Para o clássico do próximo domingo a previsão racional deveria indicar vantagem para o Atlético. Não apenas por jogar em casa, contando com a presença de sua torcida (que cresce a cada jogo e certamente será superior a 20 mil pessoas) e com uma campanha acima das expectativas neste início de Campeonato Brasileiro. Foi líder até outro dia, reabilitou alguns jogadores que se arrastaram durante o Campeonato Estadual e, no embalo de vitórias, conta com o otimismo de quem vê tudo dando certo.

O técnico Milton Mendes teve o mérito de unir o grupo já a partir do momento de sua chegada, ao declarar não ver necessidade de contratação de reforços, por considerar de bom nível técnico o material humano à sua disposição.

Ganhou o grupo, que, valorizado, passou a dar tudo o que podia para justificar a confiança do novo comandante. Funcionou e a boa largada na competição nacional foi a consequência positiva desse relacionamento mais estreito entre as partes.

Para domingo, o Atlético não conta com Nikão, que tem sido a principal peça do time. Será um desfalque considerável, pois não há outro jogador disponível com as mesmas características.
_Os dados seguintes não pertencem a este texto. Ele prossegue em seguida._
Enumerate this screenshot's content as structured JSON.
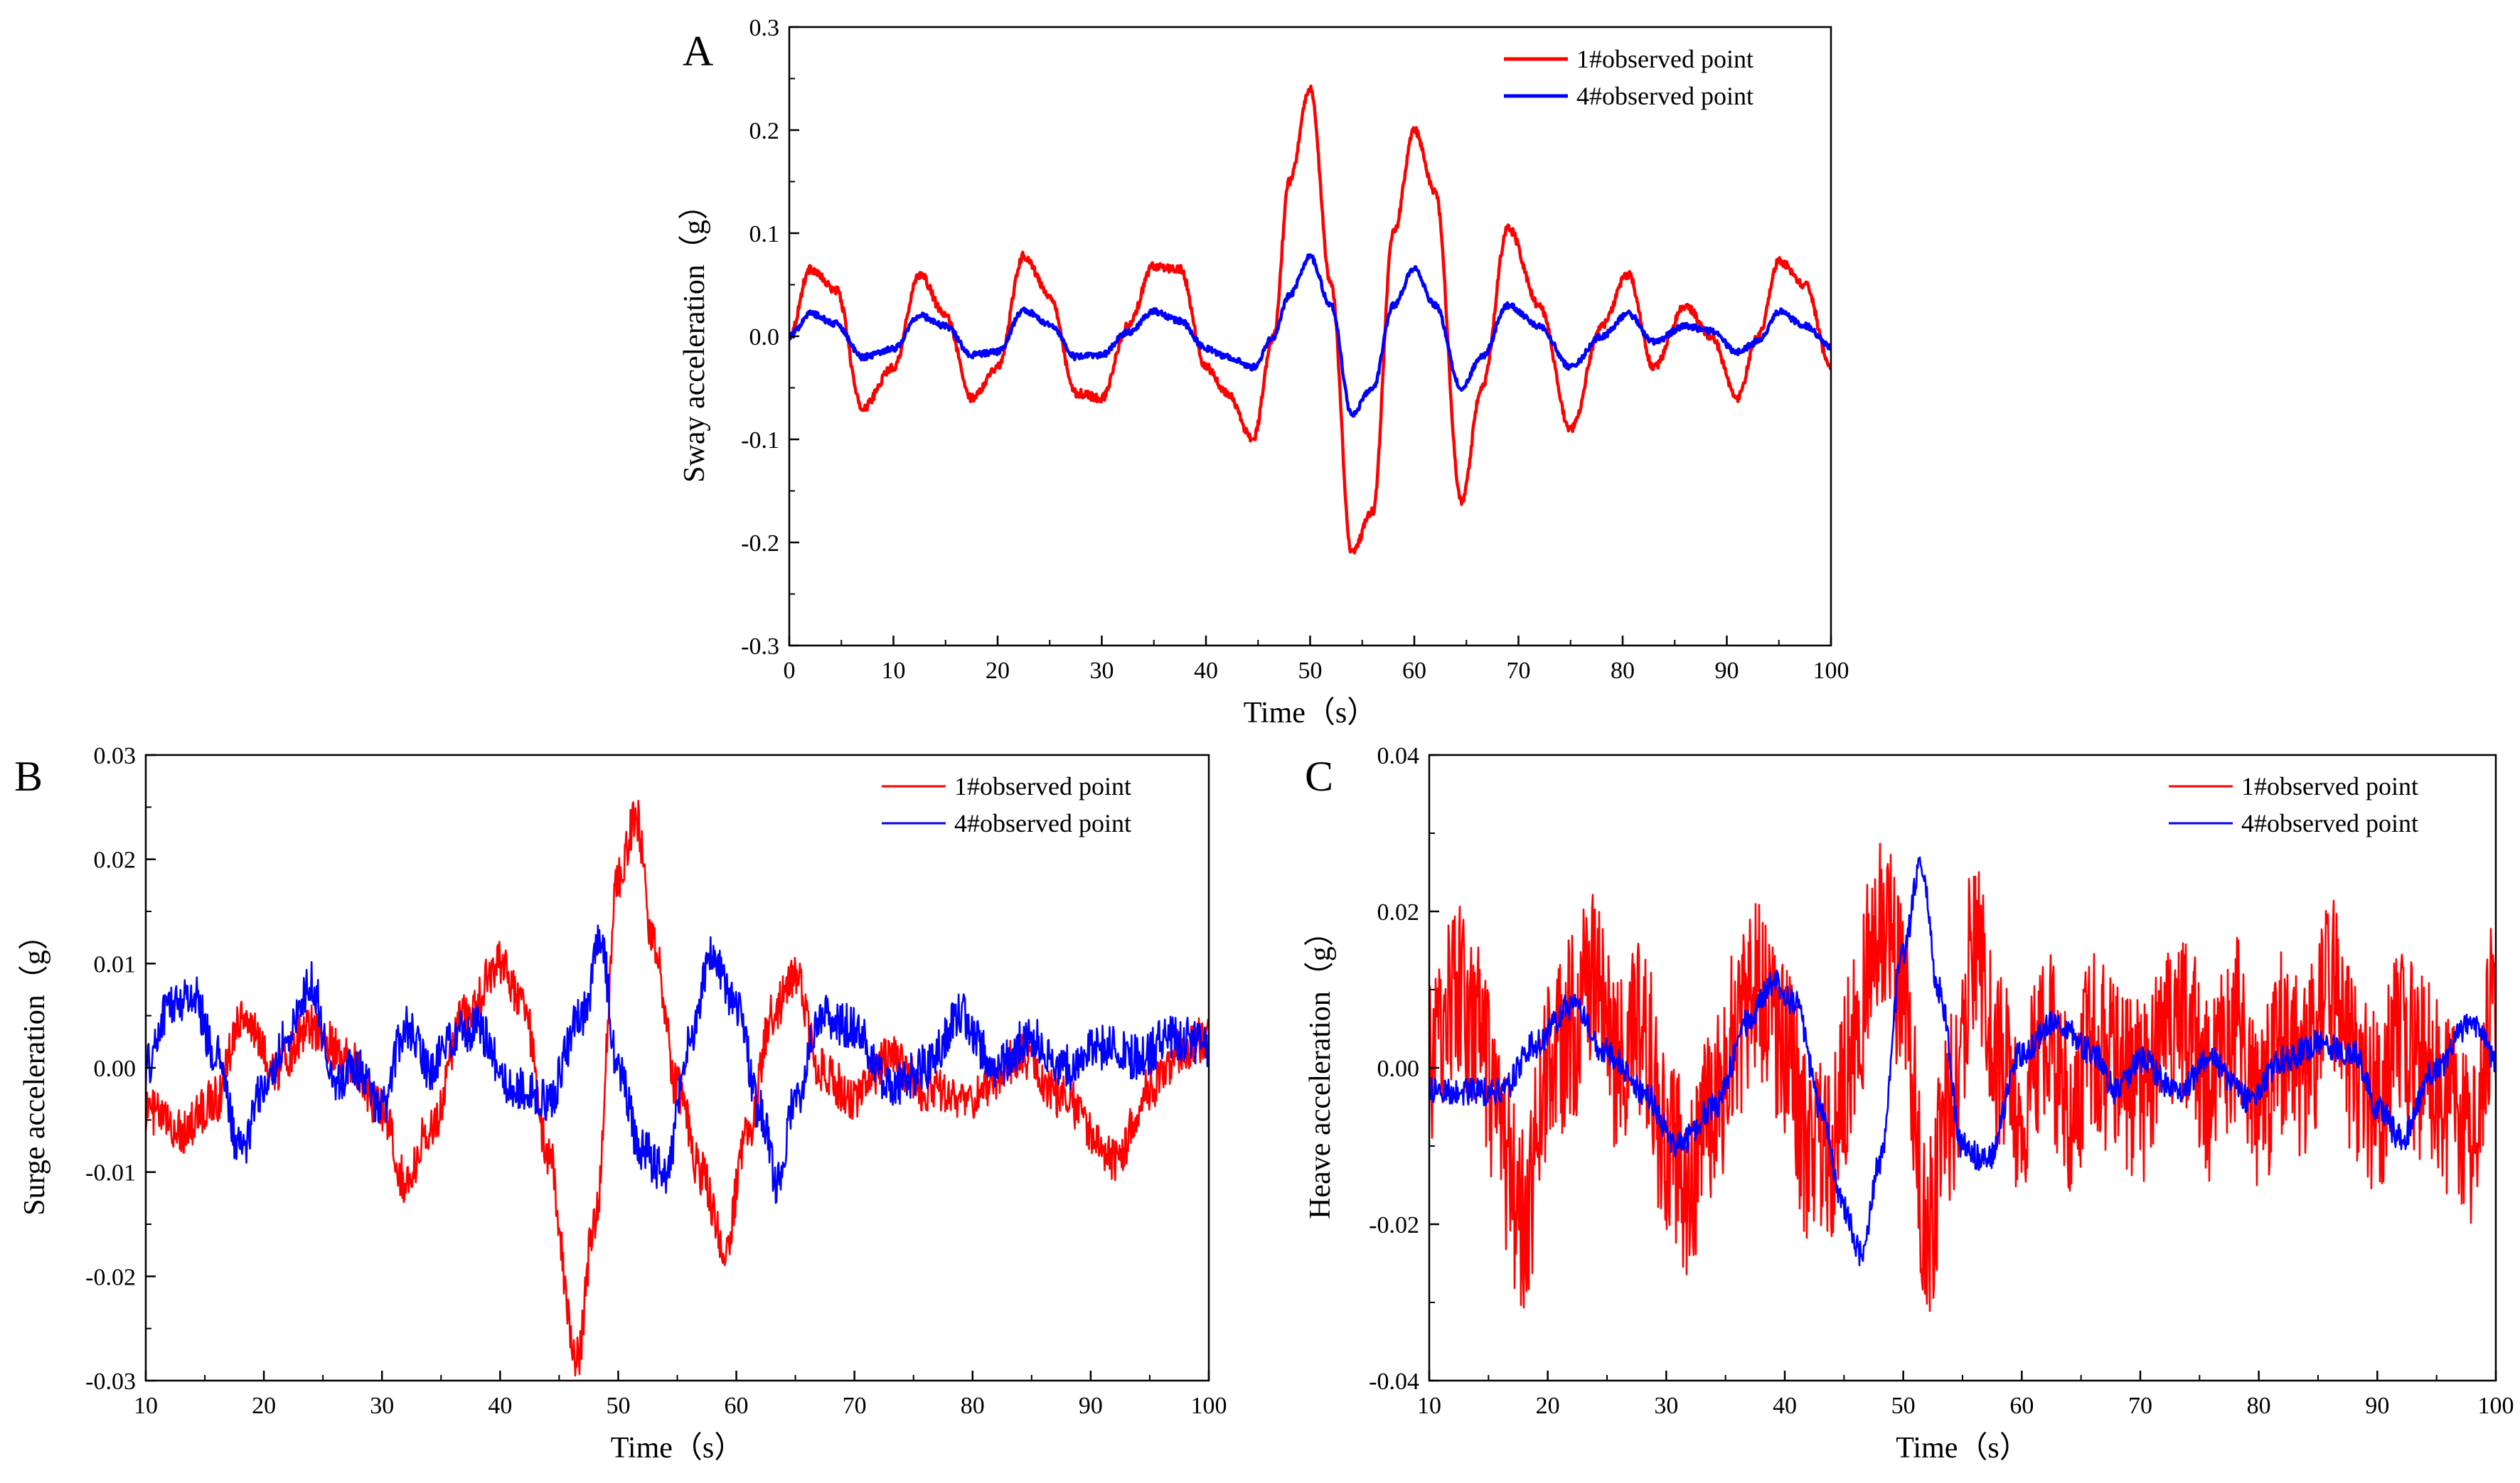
{
  "figure": {
    "title": ""
  },
  "chart_data": [
    {
      "id": "A",
      "type": "line",
      "panel_label": "A",
      "title": "",
      "xlabel": "Time（s）",
      "ylabel": "Sway acceleration（g）",
      "xlim": [
        0,
        100
      ],
      "ylim": [
        -0.3,
        0.3
      ],
      "xticks": [
        0,
        10,
        20,
        30,
        40,
        50,
        60,
        70,
        80,
        90,
        100
      ],
      "yticks": [
        -0.3,
        -0.2,
        -0.1,
        0.0,
        0.1,
        0.2,
        0.3
      ],
      "ytick_labels": [
        "-0.3",
        "-0.2",
        "-0.1",
        "0.0",
        "0.1",
        "0.2",
        "0.3"
      ],
      "legend": {
        "position": "top-right",
        "entries": [
          "1#observed point",
          "4#observed point"
        ]
      },
      "noise": [
        0.004,
        0.003
      ],
      "series": [
        {
          "name": "1#observed point",
          "color": "#ff0000",
          "x": [
            0,
            2,
            4.5,
            7,
            10,
            12.5,
            15,
            17.5,
            20,
            22.5,
            25,
            27.5,
            30,
            32.5,
            35,
            37.5,
            40,
            42,
            44.5,
            46.5,
            48,
            50,
            52,
            54,
            56,
            58,
            60,
            62,
            64.5,
            66.5,
            69,
            72,
            75,
            78,
            80.5,
            83,
            86,
            88.5,
            91,
            93,
            95,
            97.5,
            100
          ],
          "values": [
            0.0,
            0.065,
            0.045,
            -0.07,
            -0.03,
            0.06,
            0.02,
            -0.06,
            -0.03,
            0.078,
            0.04,
            -0.055,
            -0.06,
            0.01,
            0.068,
            0.065,
            -0.03,
            -0.055,
            -0.1,
            0.0,
            0.15,
            0.24,
            0.05,
            -0.21,
            -0.17,
            0.1,
            0.2,
            0.14,
            -0.16,
            -0.05,
            0.105,
            0.03,
            -0.09,
            0.01,
            0.06,
            -0.03,
            0.03,
            0.0,
            -0.06,
            0.0,
            0.073,
            0.05,
            -0.03
          ]
        },
        {
          "name": "4#observed point",
          "color": "#0000ff",
          "x": [
            0,
            2,
            4.5,
            7,
            10,
            12.5,
            15,
            17.5,
            20,
            22.5,
            25,
            27.5,
            30,
            32.5,
            35,
            37.5,
            40,
            42,
            44.5,
            46.5,
            48,
            50,
            52,
            54,
            56,
            58,
            60,
            62,
            64.5,
            66.5,
            69,
            72,
            75,
            78,
            80.5,
            83,
            86,
            88.5,
            91,
            93,
            95,
            97.5,
            100
          ],
          "values": [
            0.0,
            0.022,
            0.012,
            -0.02,
            -0.012,
            0.02,
            0.01,
            -0.018,
            -0.015,
            0.025,
            0.012,
            -0.02,
            -0.018,
            0.004,
            0.024,
            0.015,
            -0.012,
            -0.02,
            -0.03,
            0.0,
            0.04,
            0.077,
            0.03,
            -0.075,
            -0.05,
            0.03,
            0.065,
            0.03,
            -0.05,
            -0.02,
            0.03,
            0.01,
            -0.03,
            0.0,
            0.022,
            -0.005,
            0.01,
            0.005,
            -0.015,
            -0.005,
            0.024,
            0.01,
            -0.01
          ]
        }
      ]
    },
    {
      "id": "B",
      "type": "line",
      "panel_label": "B",
      "title": "",
      "xlabel": "Time（s）",
      "ylabel": "Surge acceleration（g）",
      "xlim": [
        10,
        100
      ],
      "ylim": [
        -0.03,
        0.03
      ],
      "xticks": [
        10,
        20,
        30,
        40,
        50,
        60,
        70,
        80,
        90,
        100
      ],
      "yticks": [
        -0.03,
        -0.02,
        -0.01,
        0.0,
        0.01,
        0.02,
        0.03
      ],
      "ytick_labels": [
        "-0.03",
        "-0.02",
        "-0.01",
        "0.00",
        "0.01",
        "0.02",
        "0.03"
      ],
      "legend": {
        "position": "top-right",
        "entries": [
          "1#observed point",
          "4#observed point"
        ]
      },
      "noise": [
        0.0022,
        0.0022
      ],
      "series": [
        {
          "name": "1#observed point",
          "color": "#ff0000",
          "x": [
            10,
            13,
            16,
            18,
            21,
            24,
            27,
            30,
            32,
            34,
            37,
            40,
            42,
            44,
            46.5,
            48,
            50,
            51.5,
            53,
            55,
            57,
            59,
            61,
            63,
            65,
            67,
            70,
            73,
            76,
            80,
            84,
            88,
            90,
            92,
            95,
            98,
            100
          ],
          "values": [
            -0.004,
            -0.006,
            -0.003,
            0.005,
            0.0,
            0.004,
            0.001,
            -0.004,
            -0.011,
            -0.006,
            0.005,
            0.01,
            0.006,
            -0.008,
            -0.028,
            -0.015,
            0.018,
            0.024,
            0.012,
            -0.002,
            -0.01,
            -0.017,
            -0.006,
            0.005,
            0.009,
            0.0,
            -0.003,
            0.001,
            -0.002,
            -0.003,
            0.001,
            -0.003,
            -0.006,
            -0.009,
            -0.002,
            0.002,
            0.003
          ]
        },
        {
          "name": "4#observed point",
          "color": "#0000ff",
          "x": [
            10,
            12,
            14,
            16,
            18,
            20,
            22,
            24,
            26,
            28,
            30,
            32,
            34,
            36,
            38,
            41,
            44,
            47,
            48.5,
            50,
            52,
            54,
            56,
            58,
            60,
            62,
            63.5,
            65,
            67,
            70,
            73,
            76,
            79,
            82,
            85,
            88,
            91,
            94,
            97,
            100
          ],
          "values": [
            0.0,
            0.006,
            0.007,
            0.001,
            -0.008,
            -0.002,
            0.003,
            0.008,
            -0.001,
            0.0,
            -0.004,
            0.004,
            0.0,
            0.003,
            0.004,
            -0.002,
            -0.003,
            0.005,
            0.012,
            0.0,
            -0.008,
            -0.01,
            0.002,
            0.011,
            0.006,
            -0.004,
            -0.011,
            -0.003,
            0.005,
            0.004,
            -0.002,
            0.0,
            0.005,
            0.0,
            0.003,
            0.0,
            0.002,
            0.001,
            0.003,
            0.002
          ]
        }
      ]
    },
    {
      "id": "C",
      "type": "line",
      "panel_label": "C",
      "title": "",
      "xlabel": "Time（s）",
      "ylabel": "Heave acceleration（g）",
      "xlim": [
        10,
        100
      ],
      "ylim": [
        -0.04,
        0.04
      ],
      "xticks": [
        10,
        20,
        30,
        40,
        50,
        60,
        70,
        80,
        90,
        100
      ],
      "yticks": [
        -0.04,
        -0.02,
        0.0,
        0.02,
        0.04
      ],
      "ytick_labels": [
        "-0.04",
        "-0.02",
        "0.00",
        "0.02",
        "0.04"
      ],
      "legend": {
        "position": "top-right",
        "entries": [
          "1#observed point",
          "4#observed point"
        ]
      },
      "noise": [
        0.012,
        0.0018
      ],
      "series": [
        {
          "name": "1#observed point",
          "color": "#ff0000",
          "x": [
            10,
            12,
            14,
            16,
            18,
            20,
            22,
            24,
            26,
            28,
            30,
            32,
            34,
            36,
            38,
            40,
            42,
            44,
            46,
            48,
            50,
            52,
            54,
            56,
            58,
            60,
            62,
            64,
            66,
            68,
            70,
            72,
            74,
            76,
            78,
            80,
            82,
            84,
            86,
            88,
            90,
            92,
            94,
            96,
            98,
            100
          ],
          "values": [
            0.0,
            0.01,
            0.005,
            -0.01,
            -0.02,
            0.0,
            0.005,
            0.012,
            0.0,
            0.005,
            -0.01,
            -0.015,
            -0.005,
            0.005,
            0.01,
            0.003,
            -0.01,
            -0.01,
            0.005,
            0.02,
            0.01,
            -0.02,
            -0.005,
            0.015,
            0.0,
            -0.005,
            0.005,
            -0.005,
            0.003,
            0.0,
            -0.003,
            0.003,
            0.005,
            -0.003,
            0.005,
            -0.005,
            0.003,
            0.0,
            0.012,
            0.0,
            -0.005,
            0.003,
            0.0,
            -0.005,
            -0.01,
            0.008
          ]
        },
        {
          "name": "4#observed point",
          "color": "#0000ff",
          "x": [
            10,
            13,
            16,
            19,
            22,
            25,
            28,
            31,
            34,
            37,
            39,
            41,
            43,
            45,
            46.5,
            48,
            50,
            51.5,
            53,
            55,
            57,
            60,
            63,
            66,
            68,
            70,
            73,
            76,
            79,
            82,
            85,
            88,
            90,
            92,
            95,
            98,
            100
          ],
          "values": [
            -0.003,
            -0.003,
            -0.003,
            0.003,
            0.008,
            0.002,
            -0.003,
            -0.01,
            -0.005,
            0.006,
            0.011,
            0.008,
            -0.005,
            -0.018,
            -0.024,
            -0.012,
            0.015,
            0.026,
            0.01,
            -0.01,
            -0.012,
            0.002,
            0.006,
            0.002,
            -0.003,
            0.001,
            -0.003,
            0.001,
            -0.004,
            0.001,
            0.003,
            0.002,
            -0.005,
            -0.009,
            0.0,
            0.006,
            0.001
          ]
        }
      ]
    }
  ]
}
Enquanto isso, no Coritiba, momento de turbulência não resolvido nem com a troca de treinador. A apresentação contra o Flamengo foi desanimadora, mas as contratações de Kléber e Lúcio Flávio podem turbinar a equipe, que anda abatida por conta de tantos revezes seguidos. Podem ser combustíveis de melhor desempenho coxa no clássico se puderem estar à disposição do treinador. No jogo ou no banco, conforme o estado físico de cada um.

Para o Atlético, vencer domingo significaria decolar de vez no campeonato. Para o Coritiba, o fim de uma tormenta com triunfo sobre o maior rival justamente no campo do adversário. Os rubro-negros, pelo presente, teriam mais chances – diria a lógica.

Mas como o Atletiba jamais teve lógica (e por isso é mais do que especial), o que se pode esperar do clássico é uma grande partida. Sem qualquer prognóstico, conforme o retrospecto recomenda.